Politica

Arrestata la zarina rossa: tira brutta aria in casa Pd

La chiamavano la zarina di D'Alema. E questa immagine descriveva il suo potere e la sua collocazione dentro il perimetro inquieto del Pd. Oggi il partito è in grande imbarazzo: Maria Rita Lorenzetti è agli arresti domiciliari nell'inchiesta della procura di Firenze sulla Tav toscana. Un'indagine che già aveva bussato alla sua porta nel gennaio scorso, quando all'ex presidente della regione Umbria era stato consegnato un avviso di garanzia per associazione a delinquere, corruzione e abuso d'ufficio. Ora però gli investigatori tornano alla carica ipotizzando che la Lorenzetti sia sempre al centro di trame oblique: ci sarebbe un pericolo concreto e attuale di nuovi reati. Dunque, la signora è stata blindata in casa, a Foligno. Nel blitz sei persone sono state poste agli arresti domiciliari e ad altre cinque sono state notificate misure interdittive.
La Lorenzetti è stata sindaco di Foligno dall'84, poi dal'87 deputato, quindi per dieci anni governatrice dell'Umbria, una delle regioni più rosse d'Italia. Nel 2011 era approdata alla presidenza dell'Italferr, società di progettazione delle Ferrovie dello stato, L'incarico (che lascerà oggi) le era stato affidato formalmente dal governo Berlusconi, ma a lanciarla erano stati Massimo D'Alema, suo grande sponsor legato a Foligno anche dall'amore per l'enologia, e l'amministratore delegato delle Fs Mauro Moretti.

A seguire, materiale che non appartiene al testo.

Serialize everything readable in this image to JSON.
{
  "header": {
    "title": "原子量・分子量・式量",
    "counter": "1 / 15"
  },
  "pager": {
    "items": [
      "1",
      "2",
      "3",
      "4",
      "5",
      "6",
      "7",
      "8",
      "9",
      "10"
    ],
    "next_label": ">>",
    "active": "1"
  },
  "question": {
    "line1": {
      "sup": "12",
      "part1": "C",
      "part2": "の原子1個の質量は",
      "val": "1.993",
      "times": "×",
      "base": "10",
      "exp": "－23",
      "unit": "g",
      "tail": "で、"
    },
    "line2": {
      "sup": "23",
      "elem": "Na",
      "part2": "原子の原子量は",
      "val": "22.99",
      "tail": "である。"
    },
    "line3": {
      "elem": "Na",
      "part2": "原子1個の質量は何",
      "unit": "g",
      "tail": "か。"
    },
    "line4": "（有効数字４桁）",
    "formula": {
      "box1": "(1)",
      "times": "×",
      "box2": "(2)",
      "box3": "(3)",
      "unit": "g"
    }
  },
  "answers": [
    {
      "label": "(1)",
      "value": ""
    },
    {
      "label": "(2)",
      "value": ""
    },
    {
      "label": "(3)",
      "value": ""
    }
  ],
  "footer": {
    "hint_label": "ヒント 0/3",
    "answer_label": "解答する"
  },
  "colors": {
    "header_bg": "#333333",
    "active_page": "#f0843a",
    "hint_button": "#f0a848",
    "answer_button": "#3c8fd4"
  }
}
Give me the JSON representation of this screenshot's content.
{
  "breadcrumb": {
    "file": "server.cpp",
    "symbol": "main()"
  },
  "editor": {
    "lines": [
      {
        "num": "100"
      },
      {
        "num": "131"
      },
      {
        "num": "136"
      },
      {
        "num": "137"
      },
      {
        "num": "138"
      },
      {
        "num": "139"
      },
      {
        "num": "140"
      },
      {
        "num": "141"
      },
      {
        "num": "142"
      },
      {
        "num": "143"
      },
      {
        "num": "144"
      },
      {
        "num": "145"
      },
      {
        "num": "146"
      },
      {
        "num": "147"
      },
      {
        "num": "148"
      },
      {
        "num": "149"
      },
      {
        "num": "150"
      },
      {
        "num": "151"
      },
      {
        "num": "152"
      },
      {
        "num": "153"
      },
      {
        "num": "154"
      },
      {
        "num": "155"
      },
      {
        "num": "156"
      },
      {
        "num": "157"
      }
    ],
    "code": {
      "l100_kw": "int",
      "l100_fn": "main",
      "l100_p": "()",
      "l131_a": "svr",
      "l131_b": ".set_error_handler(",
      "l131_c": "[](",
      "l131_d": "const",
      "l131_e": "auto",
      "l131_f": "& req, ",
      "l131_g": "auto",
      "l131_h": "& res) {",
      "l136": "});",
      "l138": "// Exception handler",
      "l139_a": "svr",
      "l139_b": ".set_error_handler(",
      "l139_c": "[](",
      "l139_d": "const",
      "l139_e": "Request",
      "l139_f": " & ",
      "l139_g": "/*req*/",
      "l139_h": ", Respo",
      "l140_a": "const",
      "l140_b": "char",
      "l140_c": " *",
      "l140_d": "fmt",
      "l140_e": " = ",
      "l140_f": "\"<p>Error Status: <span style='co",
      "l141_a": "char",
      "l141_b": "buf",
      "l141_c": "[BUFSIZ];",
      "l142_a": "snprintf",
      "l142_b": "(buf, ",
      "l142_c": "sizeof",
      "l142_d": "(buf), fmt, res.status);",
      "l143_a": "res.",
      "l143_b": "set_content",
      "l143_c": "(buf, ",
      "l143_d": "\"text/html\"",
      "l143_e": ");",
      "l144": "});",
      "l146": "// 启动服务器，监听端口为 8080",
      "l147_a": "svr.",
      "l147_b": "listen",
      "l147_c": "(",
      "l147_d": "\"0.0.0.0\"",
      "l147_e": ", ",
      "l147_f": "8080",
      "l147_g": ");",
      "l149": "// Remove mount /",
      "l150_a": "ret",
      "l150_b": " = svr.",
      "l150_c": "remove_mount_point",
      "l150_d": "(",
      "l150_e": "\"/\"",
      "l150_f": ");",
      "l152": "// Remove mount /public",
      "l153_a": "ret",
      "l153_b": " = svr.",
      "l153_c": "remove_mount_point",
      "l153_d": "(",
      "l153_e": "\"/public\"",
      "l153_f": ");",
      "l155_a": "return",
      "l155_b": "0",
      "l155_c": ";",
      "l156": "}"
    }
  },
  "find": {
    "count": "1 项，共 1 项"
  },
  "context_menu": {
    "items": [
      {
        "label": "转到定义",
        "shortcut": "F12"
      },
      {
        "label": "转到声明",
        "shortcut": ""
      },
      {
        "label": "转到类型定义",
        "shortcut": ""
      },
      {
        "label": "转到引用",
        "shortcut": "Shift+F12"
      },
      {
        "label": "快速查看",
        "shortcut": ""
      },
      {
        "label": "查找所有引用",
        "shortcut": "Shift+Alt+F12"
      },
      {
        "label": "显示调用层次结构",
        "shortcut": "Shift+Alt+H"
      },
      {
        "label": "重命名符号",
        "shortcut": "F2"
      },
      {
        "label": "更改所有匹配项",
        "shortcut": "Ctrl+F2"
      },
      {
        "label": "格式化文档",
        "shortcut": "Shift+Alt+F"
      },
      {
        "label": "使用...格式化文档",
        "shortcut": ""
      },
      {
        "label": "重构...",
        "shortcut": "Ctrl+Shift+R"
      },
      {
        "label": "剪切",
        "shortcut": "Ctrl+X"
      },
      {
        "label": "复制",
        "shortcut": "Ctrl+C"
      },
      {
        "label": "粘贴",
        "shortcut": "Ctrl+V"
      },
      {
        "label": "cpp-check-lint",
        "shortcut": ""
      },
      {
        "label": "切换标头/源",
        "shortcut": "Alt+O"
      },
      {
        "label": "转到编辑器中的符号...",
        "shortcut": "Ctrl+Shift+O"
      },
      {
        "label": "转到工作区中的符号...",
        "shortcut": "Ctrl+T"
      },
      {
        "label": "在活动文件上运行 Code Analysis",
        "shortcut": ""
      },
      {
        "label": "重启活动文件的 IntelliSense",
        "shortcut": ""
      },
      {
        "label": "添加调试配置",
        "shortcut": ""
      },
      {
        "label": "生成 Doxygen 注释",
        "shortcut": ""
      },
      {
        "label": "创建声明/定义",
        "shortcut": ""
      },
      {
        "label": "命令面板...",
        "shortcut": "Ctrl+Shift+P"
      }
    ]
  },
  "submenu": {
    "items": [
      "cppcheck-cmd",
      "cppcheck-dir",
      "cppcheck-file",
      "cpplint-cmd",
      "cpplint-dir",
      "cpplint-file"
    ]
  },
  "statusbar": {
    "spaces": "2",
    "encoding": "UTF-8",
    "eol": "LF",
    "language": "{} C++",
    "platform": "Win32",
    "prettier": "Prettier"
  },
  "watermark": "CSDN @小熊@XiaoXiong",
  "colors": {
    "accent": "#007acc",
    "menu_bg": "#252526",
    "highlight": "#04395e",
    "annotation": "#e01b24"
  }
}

E proprio l'incarico nell'Alta velocità le è stato fatale: per la procura esisterebbe una sorta di banda criminale, composta da 31 persone, con i tentacoli dentro i ministeri, le coop e le Ferrovie. Lorenzetti farebbe parte di questo sodalizio e nello specifico si sarebbe occupata di favorire due coop, Novadia e Coopsette, ricevendo in cambio consulenze per il marito architetto nella ricostruzione post terremoto in Emilia Romagna.
Di più, per la procura la zarina avrebbe utilizzato almeno tre lati del suo prestigioso curriculum per favorire la rete criminale: «Come presidente dell'Italferr e grazie alle entrature politiche» come ex presidente della regione Umbria e membro della direzione nazionale del Pd perseguiva «tre obiettivi precisi di comune interesse che diventano per ciò stesso le finalità dell'organizzazione criminale». Il tutto in occasione della realizzazione del tunnel dell'Alta velocità sotto Firenze. L'ex numero uno della Regione Umbria avrebbe truccato le carte di questo importantissimo appalto, cercando di definire l'opera «in deroga alla disciplina sui rifiuti»; e poi ottenendo una «maggiorazione delle spettanze economiche» riconosciute alle coop «per centinaia di milioni». Lorenzetti - aggiunge il giudice - «si è molto impegnata per l'emanazione del decreto sulle terre» di scavo del tunnel e «ha seguito tutte le fasi della sua approvazione influendo in ogni modo per la sua conclusione favorevole».
Per il magistrato non ci sono dubbi: «Soprattutto la Lorenzetti, con espressioni esplicite e intenti manifesti, fa chiaramente il gioco del general contractor, Nodavia, e del socio di maggioranza Coopsette che giuridicamente dovrebbe essere la sua controparte contrattuale a cui far arrivare il massimo del profitto possibile con totale pregiudizio del pubblico interesse». Dunque, l'ex governatrice avrebbe violato le leggi per favorire le imprese amiche che a loro volta avrebbero contraccambiato, affidando alcuni lavori al marito architetto. Ipotesi che la zarina respinge, affidando la sua replica all'avvocato Luciano Ghirga: «Che cosa ho fatto di così grave?».

Non solo: per Ghirga il marito «non ha avuto alcun tornaconto per l'attività della moglie».